There’s a lot of tension in our home and our kids don't like living under our roof. My husband and I don't know what we're doing wrong. Any suggestions?

The fact is, in our families all over the country, there is a lot stress, a lot of tension, a lot of sibling rivalry, a lot of competition, a lack of respect, a ton of disrespect. 

You can change that. 

I want to share with you something that any family can do that can automatically bring up the stock value of everybody involved. This is called “bringing the best out of everybody.” I like to call this “grace-based parenting.” 

It is fundamental to parents who really want to raise kids who enjoy being around their home and grow up to be great people. 

Now, there are four things that grace-based families do. Remember, the idea of grace is “treating each other favorably,” to start with the presupposition that “life isn’t about me, it’s about other people.” You especially want to bring the best out of these kids. 

A grace-based home creates an atmosphere of grace where you give your children the freedom to be different. See, a lot of the stress that comes into a family is because the parents don’t allow the kids to be different. 

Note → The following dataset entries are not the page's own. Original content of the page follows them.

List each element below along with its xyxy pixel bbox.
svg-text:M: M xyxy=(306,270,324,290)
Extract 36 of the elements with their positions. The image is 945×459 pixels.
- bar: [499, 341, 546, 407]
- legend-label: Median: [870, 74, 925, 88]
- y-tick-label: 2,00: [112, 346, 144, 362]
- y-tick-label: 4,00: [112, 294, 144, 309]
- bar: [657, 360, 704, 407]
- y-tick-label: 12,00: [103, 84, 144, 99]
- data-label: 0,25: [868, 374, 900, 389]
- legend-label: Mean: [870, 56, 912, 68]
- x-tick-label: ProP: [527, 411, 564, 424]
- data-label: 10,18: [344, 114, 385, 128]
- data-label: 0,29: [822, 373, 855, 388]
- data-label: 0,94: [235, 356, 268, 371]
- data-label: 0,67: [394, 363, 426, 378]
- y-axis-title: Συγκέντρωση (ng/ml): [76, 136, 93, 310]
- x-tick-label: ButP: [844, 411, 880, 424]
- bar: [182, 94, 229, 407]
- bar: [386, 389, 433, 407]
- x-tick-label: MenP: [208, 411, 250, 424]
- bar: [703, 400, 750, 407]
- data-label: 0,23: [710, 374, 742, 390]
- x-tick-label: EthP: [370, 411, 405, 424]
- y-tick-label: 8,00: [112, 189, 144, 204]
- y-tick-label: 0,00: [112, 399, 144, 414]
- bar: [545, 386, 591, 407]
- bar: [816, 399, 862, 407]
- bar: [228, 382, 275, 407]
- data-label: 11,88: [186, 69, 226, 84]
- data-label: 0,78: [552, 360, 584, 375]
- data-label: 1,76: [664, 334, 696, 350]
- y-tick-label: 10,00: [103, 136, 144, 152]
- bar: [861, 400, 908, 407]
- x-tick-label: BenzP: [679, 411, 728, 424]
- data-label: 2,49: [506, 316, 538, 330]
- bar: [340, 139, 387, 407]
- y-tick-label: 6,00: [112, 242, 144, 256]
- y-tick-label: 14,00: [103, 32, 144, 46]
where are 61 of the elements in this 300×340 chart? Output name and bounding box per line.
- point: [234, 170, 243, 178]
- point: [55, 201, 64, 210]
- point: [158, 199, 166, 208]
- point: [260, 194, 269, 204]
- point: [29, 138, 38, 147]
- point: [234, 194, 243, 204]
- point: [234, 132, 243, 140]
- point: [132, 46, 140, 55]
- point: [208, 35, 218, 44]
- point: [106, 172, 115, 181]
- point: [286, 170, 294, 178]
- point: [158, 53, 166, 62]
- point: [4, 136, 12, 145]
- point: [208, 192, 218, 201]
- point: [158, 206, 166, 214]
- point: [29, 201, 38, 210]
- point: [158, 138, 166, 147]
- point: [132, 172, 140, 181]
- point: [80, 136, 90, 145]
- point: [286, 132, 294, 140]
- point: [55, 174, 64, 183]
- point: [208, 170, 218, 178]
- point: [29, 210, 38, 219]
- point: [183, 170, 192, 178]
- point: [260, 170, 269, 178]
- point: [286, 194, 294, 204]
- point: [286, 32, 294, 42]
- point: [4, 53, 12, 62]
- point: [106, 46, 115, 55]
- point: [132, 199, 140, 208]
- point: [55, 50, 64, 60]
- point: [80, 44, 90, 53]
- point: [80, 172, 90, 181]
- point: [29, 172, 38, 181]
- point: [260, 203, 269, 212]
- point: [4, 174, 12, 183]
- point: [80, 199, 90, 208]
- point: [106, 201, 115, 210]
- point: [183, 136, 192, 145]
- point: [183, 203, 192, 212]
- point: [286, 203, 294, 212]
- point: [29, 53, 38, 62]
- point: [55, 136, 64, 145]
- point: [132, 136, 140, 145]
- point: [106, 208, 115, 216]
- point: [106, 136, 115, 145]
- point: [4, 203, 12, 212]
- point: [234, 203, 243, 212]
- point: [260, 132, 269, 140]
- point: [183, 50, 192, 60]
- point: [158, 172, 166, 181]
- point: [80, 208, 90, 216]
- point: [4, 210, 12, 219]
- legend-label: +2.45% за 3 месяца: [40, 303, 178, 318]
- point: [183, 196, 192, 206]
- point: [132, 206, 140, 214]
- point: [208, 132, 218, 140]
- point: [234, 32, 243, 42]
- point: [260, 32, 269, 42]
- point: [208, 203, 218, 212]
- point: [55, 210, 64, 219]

Let me give you some synonyms, so you know what I’m talking about. You let your kids be weird, or bizarre, or strange, or goofy, or quirky. See, kids are very annoying sometimes, and embarrassing, and yet a lot of things they are doing aren’t wrong—but when we turn around and make it wrong, and we say, “What you’re doing, you need to stop it, because it’s really annoying me or it’s embarrassing me,” that really ticks them off, because they know deep down in their heart, “I’m not doing anything wrong. You just made it that way.” 

So you want to give your kids the freedom to be different. Let them go through their stages. 

Little girls, what do they do? They chat all the time, they have imaginary friends. What do little boys do? They do head butts into trees. Why? I don’t know. They just do. 

As they become teenagers, they have those weird ideas with their hair and the way they dress. They want to look like they were dragged behind the bus to school. That’s just normal. That’s just teenagers. 

Don’t make this a moral issue. Don’t make this an area where you are going to struggle with them. Just let your kids be different. 

Now, make sure you understand what I’m saying. I’m not saying you’re letting them do things that are clearly wrong, clearly sinful, or whatever word you want to use. We’re not talking about that. We’re just letting them be different. 

Then the second thing is, you want to let them be vulnerable, so that they know their home is a place where they can safely let their emotions come to the surface, without fear that those emotions are going to be attacked or trivialized. They have got to know that when they share what is going on in their heart, that you show respect for that, and you want to help them. 

So, you give them the freedom to be different, and the freedom to be vulnerable. 

Thirdly, you want to give your friends the freedom to be candid—now, this can be scary—because they need to be able to tell you what is going on inside their head. Maybe there are some doubts they are having. Maybe there are some fears that they are having. Maybe there are some problems that they having with you, because we all make mistakes. All parents put their shoes over feet of clay. We all do. But they need to be able to tell you that. 

When there is a gracious atmosphere, where they can exchange with you and tell you, “I’m having a problem with you,” and it’s done in a respectful way, well, that takes so much stress out of it. When they tell you about a problem they are having with you, they always do it respectfully, and always make sure that you speak respectfully to them when you are having a problem with them. 

An atmosphere of grace gives them the freedom to be different. Give your kids the freedom to make mistakes. 

Now, that doesn’t mean that you are letting them get away with murder, that there aren’t standards. In fact, in a grace-based home, the standards are very high, the boundaries are very clear. But kids are going to make mistakes, and you just want to make sure that no matter what they do, it’s not the end of the world. You’re not going to write them off. Bush you are going to correct them, because discipline and correction are part of treating kids favorably. It says, “I love you too much to let you grow up to be a bad person. I’m going to correct you.” 

When you create this atmosphere that the air they breath gives them the freedom to be different, vulnerable, candid, and make mistakes, you automatically bring the best out of them. 

And you are going to see a lot of this tension just go away.